Some former politicians and commanders from Anti-Japanese Revolution or Fatherland Liberation War (Korean War) have disyllabic names, one syllable for surname, one for name (김책, 강건, 최현, 남일). These names are old and this format is not used nowadays. What does this form mean?
In short, monosyllabic given names are still used, and they mostly mean not much more than their parents' preference.
These names are old and this format is not used nowadays.
No, they are not. Monosyllabic given names are less popular than disyllabic given names, but they are still considered normal and are still used. Modern (born after 1945) examples from both sides of the DMZ:
- South Korea: 강민, a former professional StarCraft player. 오혁, a rock singer-songwriter. 조권, a singer for the K-pop group 2AM.
- North Korea: 김옥, fourth wife of Kim Jong-il. 김현, an illegitimate son of Kim Il-sung. 김성, the current ambassador to the UN. 리홍, a former ambassador to Vietnam. 박철, a diplomat. 장혁, the current Minister of Railways. 최일, a table tennis player.
The use of monosyllabic names means, in most cases, nothing more than one's parents just wanted to name their children in that way.
Since Goryeo Dynasty, monosyllabic names were related to (but not restricted to) royal privilege. The founder of Joseon, born 성계(Seong-gye, 成桂) changed his name to a monosyllabic 단(Dan, 旦) after his climb to throne. His son, the second king, was born before his father's usurpation and named 방과(Bang-gwa, 芳果), but changed to 경(Gyeong, 曔) after his succession to the throne.

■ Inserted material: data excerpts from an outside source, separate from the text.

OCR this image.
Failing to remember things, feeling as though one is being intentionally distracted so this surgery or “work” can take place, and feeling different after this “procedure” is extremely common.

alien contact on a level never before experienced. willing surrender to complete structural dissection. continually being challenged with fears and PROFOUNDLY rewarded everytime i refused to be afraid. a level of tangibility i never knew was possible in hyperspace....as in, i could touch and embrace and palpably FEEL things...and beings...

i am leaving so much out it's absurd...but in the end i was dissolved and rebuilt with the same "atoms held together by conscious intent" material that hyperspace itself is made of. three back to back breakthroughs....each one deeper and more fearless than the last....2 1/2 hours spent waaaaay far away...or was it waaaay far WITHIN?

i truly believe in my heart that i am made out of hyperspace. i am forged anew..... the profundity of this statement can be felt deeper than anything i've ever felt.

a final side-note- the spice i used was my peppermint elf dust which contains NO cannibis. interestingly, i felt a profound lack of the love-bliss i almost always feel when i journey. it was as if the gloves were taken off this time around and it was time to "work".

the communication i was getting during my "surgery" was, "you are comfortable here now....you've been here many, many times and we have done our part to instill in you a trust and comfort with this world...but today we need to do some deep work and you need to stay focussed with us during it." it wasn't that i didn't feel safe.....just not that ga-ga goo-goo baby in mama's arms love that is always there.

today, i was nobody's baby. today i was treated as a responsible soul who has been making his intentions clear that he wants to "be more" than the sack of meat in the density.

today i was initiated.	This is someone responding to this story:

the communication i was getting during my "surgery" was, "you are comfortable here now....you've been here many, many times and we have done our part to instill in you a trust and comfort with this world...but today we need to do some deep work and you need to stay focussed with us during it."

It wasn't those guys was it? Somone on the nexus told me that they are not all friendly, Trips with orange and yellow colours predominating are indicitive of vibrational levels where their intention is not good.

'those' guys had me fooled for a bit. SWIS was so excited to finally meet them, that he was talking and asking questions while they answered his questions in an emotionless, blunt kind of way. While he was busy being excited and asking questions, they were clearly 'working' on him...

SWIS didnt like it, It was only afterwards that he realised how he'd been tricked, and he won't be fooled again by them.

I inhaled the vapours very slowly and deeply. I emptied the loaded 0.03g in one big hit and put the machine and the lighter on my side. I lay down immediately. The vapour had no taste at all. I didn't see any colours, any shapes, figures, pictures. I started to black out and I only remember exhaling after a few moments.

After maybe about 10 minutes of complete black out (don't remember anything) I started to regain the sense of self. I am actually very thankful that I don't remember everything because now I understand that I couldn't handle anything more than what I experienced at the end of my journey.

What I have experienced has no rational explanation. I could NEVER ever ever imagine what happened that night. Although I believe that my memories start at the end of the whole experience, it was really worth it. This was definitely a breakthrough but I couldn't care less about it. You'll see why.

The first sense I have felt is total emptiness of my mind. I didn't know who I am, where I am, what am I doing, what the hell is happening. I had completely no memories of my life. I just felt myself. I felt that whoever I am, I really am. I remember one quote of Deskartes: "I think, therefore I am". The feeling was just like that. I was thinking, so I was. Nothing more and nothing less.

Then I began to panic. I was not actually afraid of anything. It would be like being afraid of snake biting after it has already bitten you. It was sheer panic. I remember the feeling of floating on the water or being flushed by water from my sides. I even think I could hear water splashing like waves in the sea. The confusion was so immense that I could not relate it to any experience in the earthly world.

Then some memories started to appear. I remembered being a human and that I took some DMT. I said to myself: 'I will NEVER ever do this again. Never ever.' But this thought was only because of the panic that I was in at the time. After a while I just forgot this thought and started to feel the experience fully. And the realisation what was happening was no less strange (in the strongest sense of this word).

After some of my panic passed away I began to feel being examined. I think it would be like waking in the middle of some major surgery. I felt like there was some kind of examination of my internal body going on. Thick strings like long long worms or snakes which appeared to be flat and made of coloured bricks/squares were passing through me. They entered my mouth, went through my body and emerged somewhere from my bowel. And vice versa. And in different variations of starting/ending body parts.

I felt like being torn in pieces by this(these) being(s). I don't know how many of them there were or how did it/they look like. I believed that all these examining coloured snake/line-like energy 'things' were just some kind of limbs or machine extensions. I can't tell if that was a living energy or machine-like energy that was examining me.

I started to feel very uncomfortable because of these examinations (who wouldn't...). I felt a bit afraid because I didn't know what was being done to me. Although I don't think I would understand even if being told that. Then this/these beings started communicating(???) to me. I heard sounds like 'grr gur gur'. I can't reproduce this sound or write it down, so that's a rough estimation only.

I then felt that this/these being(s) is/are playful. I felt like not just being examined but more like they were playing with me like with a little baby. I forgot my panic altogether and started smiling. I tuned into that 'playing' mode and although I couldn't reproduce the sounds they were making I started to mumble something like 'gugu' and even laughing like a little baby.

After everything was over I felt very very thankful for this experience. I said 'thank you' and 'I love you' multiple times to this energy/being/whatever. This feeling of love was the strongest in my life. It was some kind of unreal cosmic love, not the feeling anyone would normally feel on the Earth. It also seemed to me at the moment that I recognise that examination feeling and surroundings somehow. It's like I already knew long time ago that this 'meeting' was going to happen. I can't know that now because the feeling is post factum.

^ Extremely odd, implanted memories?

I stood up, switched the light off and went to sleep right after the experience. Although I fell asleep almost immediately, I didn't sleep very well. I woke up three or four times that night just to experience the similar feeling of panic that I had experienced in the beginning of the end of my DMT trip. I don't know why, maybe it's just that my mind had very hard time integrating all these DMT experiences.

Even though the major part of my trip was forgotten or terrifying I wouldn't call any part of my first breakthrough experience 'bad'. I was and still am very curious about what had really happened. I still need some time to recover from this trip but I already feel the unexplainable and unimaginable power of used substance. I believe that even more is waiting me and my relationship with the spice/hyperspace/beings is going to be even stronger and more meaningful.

However, his brother and successor 방원(Bang-won, 芳遠) didn't change his name.
However, this practice was not restricted to the royal family, as monosyllabic names are widely found through history: from 남이(born 1441), 권율(born 1537), to 황현(born 1855). And they are still used after the Joseon dynasty, as you gave examples yourself, and still after the partition, as you can see from the examples I gave above.
Sometimes this is a family tradition, most famously known as that of the 양천 허씨, or Yangcheon Heo Clan. They are allegedly descendants of King Suro of Geumgwan Gaya, and were known to be granted the "royal privilege of monosyllabic names" by King Taejo of Goryeo for their contribution as a vassal. Members of this clan who have used monosyllabic names span from 준(born 1539), a royal physician, to 재(born 1965), a former basketball player and manager. 허재 named his two sons 웅 and 훈, both monosyllabic.